La noticia fue confirmada este domingo a través de un comunicado oficial de la Fondation Brigitte Bardot, entidad que manifestó su “inmensa tristeza” por la partida de su fundadora y presidenta, destacando que la artista “eligió abandonar su prestigiosa carrera para dedicar su vida y energía al bienestar animal”.

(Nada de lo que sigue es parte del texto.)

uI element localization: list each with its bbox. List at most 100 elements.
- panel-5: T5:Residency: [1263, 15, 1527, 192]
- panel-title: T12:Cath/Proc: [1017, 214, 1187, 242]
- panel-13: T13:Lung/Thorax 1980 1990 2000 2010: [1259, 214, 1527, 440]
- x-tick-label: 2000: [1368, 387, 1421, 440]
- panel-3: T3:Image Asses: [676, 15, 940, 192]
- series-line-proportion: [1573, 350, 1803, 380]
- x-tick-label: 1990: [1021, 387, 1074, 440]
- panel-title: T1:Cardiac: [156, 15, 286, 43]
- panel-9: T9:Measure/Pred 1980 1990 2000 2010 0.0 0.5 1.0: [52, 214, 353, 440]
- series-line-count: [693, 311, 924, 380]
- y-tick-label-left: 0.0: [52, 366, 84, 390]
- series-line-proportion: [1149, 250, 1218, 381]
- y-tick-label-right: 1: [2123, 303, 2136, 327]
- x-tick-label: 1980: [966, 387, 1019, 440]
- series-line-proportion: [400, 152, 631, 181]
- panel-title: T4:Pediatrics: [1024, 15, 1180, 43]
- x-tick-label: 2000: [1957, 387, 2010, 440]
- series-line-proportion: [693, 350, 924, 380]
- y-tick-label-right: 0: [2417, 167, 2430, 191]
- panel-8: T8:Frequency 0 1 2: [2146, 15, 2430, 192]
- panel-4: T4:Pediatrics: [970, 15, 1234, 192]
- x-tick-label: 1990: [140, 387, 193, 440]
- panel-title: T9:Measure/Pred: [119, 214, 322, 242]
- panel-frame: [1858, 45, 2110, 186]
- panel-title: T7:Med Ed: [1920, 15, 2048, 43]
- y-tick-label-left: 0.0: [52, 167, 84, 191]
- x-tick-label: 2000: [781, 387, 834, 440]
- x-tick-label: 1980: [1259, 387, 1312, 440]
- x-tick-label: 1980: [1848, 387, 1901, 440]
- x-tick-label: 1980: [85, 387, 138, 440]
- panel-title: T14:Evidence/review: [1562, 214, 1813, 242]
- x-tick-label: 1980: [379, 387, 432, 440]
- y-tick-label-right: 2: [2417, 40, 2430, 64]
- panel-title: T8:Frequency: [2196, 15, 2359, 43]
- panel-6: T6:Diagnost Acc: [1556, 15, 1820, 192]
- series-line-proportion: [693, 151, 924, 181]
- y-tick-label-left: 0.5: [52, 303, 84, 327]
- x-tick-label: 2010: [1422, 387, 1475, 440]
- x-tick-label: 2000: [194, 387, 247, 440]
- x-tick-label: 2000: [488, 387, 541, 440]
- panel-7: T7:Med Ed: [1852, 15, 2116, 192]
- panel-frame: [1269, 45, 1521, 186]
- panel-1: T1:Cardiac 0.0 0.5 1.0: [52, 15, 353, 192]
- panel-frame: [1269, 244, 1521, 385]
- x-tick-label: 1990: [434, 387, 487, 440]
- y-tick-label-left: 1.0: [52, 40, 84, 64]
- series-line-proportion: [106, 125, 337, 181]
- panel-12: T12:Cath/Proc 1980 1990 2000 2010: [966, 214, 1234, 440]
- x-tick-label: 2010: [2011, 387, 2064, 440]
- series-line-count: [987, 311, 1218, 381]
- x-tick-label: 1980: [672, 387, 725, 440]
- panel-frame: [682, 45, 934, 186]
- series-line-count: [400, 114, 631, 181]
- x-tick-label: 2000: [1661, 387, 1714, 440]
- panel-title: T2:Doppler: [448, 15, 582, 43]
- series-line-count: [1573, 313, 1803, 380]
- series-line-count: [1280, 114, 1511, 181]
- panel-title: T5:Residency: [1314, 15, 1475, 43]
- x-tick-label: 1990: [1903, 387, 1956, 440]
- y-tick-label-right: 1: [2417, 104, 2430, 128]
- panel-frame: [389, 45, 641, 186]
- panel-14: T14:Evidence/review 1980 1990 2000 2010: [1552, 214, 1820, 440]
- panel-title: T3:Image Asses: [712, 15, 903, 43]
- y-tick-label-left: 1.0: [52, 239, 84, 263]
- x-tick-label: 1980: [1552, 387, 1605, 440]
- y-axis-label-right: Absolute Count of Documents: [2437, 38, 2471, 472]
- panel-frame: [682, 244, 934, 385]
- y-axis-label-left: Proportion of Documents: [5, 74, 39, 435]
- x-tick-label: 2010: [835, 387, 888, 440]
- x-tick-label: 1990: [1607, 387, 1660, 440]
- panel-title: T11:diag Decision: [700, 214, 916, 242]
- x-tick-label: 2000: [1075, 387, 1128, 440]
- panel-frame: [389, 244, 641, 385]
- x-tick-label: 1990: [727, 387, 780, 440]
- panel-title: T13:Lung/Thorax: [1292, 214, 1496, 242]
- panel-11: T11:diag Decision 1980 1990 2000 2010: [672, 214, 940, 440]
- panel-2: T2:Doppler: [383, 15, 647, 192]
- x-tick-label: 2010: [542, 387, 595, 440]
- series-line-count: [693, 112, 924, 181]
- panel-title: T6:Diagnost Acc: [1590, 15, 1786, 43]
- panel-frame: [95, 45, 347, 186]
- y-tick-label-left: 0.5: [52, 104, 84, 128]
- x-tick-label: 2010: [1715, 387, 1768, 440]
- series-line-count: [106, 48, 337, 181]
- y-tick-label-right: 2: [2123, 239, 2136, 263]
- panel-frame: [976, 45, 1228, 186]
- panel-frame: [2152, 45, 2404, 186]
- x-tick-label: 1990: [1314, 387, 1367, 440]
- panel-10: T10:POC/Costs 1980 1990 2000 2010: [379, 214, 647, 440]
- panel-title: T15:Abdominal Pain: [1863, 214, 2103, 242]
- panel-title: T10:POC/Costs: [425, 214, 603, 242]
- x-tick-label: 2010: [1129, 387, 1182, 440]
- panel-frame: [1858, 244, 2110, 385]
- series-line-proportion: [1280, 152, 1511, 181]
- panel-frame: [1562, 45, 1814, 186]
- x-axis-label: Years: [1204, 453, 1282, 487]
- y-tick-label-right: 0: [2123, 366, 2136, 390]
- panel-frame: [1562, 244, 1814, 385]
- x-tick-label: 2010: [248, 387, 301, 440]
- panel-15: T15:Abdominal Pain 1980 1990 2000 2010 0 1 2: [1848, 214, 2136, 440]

Nacida en París en 1934, Bardot alcanzó la cima del estrellato en 1956 con el estreno de “…Y Dios creó a la mujer”, bajo la dirección de Roger Vadim. Aquella cinta no solo la consolidó como un mito erótico global, sino también como un símbolo de autonomía que desafió la moral conservadora de la época. A lo largo de dos décadas, trabajó con directores de la talla de Jean-Luc Godard y Louis Malle, participando en más de 45 películas.
De la “prisión dorada” al activismo
Sin embargo, en 1973 y con solo 39 años, sorprendió al mundo al anunciar su retiro definitivo de la actuación. Bardot calificó a la fama como una “prisión dorada” y decidió volcar toda su influencia hacia la defensa de la fauna.
Su labor tuvo hitos históricos, como la campaña de 1977 en Canadá contra la caza de focas, una lucha que mantuvo hasta el final. En una de sus últimas entrevistas televisivas, realizada este mismo 2025, afirmó con firmeza que su activismo era el principal legado que dejaría al mundo.
Una vida de luces y sombras
Pese a su admirada labor humanitaria, su vida pública no estuvo exenta de oscuridades. La actriz fue condenada en cinco ocasiones por incitación al odio debido a sus posturas radicales sobre la inmigración y el islam. Asimismo, su relación con su único hijo, Nicolas, fue siempre conflictiva, marcada por las duras palabras que le dedicó en su autobiografía.
Incluso en medio de las polémicas, su peso cultural permaneció intacto. Fue musa de intelectuales como Simone de Beauvoir, quien llegó a escribir que “un santo vendería su alma al diablo por verla bailar”.
Bardot pasó sus últimos años instalada en Saint-Tropez, manteniendo sus reclamos contra el consumo de carne de caballo y el sacrificio animal.
Con su partida, se cierra un capítulo fundamental de la historia francesa, dejando la imagen de una mujer que, a pesar de los años, “siempre ha sido y será una niña”.